Dakṣa-yajña-bhaṅgaḥ — Dadhīci’s Teaching and the Destruction of Dakṣa’s Sacrifice
सहस्त्रशीर्षपादं च सहस्त्राक्षं महाभुजम् / सहस्त्रपाणिं दुर्धर्षं युगान्तानलसन्निभम्
sahastraśīrṣapādaṃ ca sahastrākṣaṃ mahābhujam / sahastrapāṇiṃ durdharṣaṃ yugāntānalasannibham
يُرى الإله ذا ألفِ رأسٍ وألفِ قدمٍ، وألفِ عينٍ وذراعين عظيمين؛ وله ألفُ يدٍ—لا يُقهَر، متلألئ كَنارِ نهايةِ الدهر.
Lord Kurma (Vishnu) as the teacher describing the Supreme/Īśvara for contemplation
Primary Rasa: adbhuta
Secondary Rasa: raudra
By portraying the Lord as cosmic and all-pervading (thousand heads, eyes, hands), the verse points to the Supreme as not limited to one body—Īśvara/Ātman is vast, sovereign, and beyond ordinary measures.

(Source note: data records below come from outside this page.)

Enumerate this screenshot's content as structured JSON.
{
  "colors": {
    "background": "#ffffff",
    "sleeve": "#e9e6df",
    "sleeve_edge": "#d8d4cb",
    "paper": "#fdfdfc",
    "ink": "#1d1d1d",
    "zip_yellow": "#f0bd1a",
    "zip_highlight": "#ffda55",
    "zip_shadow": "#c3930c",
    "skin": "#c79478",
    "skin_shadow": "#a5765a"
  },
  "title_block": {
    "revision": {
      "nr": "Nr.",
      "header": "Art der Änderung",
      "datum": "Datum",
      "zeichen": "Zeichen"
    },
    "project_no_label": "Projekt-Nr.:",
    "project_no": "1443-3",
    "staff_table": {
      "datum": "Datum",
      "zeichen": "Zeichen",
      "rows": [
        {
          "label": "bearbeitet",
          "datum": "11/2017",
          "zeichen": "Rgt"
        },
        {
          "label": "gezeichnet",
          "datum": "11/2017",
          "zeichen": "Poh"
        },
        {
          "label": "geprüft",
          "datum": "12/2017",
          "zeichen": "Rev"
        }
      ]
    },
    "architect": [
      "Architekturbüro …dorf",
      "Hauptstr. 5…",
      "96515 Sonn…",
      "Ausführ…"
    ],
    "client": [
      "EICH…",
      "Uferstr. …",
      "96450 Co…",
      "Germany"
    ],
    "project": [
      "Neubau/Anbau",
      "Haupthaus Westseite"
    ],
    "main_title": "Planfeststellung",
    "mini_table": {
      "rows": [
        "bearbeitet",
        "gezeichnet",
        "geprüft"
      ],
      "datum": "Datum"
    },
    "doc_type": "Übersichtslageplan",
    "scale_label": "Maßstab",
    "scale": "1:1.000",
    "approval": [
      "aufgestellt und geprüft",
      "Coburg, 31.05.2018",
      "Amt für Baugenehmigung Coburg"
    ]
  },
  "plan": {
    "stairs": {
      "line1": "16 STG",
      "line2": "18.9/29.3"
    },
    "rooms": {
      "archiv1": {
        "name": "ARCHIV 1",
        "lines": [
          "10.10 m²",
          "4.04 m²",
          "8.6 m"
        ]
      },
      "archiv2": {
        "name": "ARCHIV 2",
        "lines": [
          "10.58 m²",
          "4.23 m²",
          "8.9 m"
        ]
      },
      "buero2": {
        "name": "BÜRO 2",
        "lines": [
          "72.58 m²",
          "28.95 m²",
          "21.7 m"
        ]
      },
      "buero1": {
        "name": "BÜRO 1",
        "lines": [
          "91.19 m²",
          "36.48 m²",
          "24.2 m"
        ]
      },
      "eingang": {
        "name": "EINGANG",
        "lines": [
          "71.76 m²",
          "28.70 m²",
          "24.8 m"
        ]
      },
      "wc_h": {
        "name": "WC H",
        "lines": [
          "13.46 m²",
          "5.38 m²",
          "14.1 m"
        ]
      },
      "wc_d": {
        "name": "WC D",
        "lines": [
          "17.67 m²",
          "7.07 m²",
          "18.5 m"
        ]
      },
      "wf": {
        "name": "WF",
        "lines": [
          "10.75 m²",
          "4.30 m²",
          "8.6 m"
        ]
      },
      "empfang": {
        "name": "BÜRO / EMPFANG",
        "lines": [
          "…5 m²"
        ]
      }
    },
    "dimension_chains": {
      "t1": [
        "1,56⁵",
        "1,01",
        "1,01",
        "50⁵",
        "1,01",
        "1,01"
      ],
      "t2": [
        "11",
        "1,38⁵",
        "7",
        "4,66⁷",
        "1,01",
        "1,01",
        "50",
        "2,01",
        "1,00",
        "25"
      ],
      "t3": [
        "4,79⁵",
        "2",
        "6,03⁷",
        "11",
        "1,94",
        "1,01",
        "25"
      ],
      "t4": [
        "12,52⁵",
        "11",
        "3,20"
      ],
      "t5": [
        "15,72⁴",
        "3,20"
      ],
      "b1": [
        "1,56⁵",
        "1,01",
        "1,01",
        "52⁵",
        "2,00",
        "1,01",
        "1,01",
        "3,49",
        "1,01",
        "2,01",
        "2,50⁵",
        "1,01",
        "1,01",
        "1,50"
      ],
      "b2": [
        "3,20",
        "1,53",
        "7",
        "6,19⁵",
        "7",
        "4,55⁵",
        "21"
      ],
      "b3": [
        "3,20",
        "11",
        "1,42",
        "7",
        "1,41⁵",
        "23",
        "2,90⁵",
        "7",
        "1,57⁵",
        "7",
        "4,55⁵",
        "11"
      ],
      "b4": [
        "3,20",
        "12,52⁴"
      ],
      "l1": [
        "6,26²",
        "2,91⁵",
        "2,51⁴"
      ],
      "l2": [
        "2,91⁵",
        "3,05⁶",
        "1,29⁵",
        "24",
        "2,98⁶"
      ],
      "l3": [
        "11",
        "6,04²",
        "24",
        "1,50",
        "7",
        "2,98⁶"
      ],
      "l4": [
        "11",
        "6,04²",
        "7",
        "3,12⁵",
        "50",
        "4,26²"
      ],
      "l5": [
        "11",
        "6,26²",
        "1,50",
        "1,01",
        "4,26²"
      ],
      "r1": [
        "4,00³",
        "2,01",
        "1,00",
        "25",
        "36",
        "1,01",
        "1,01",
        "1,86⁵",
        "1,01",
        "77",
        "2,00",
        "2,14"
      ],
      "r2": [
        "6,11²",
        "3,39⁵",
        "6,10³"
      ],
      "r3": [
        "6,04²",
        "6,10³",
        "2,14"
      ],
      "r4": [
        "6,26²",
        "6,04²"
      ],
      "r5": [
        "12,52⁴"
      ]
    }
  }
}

It supports īśvara-dhyāna: steady contemplation of the Lord’s viśvarūpa—invincible and radiant like yugānta fire—so the mind becomes one-pointed (ekāgratā) and devotion (bhakti) deepens into yogic absorption.
The description emphasizes one supreme Īśvara with an all-encompassing form; in the Kurma Purana’s synthesis, such cosmic attributes apply to the single highest reality revered through both Shaiva and Vaishnava idioms.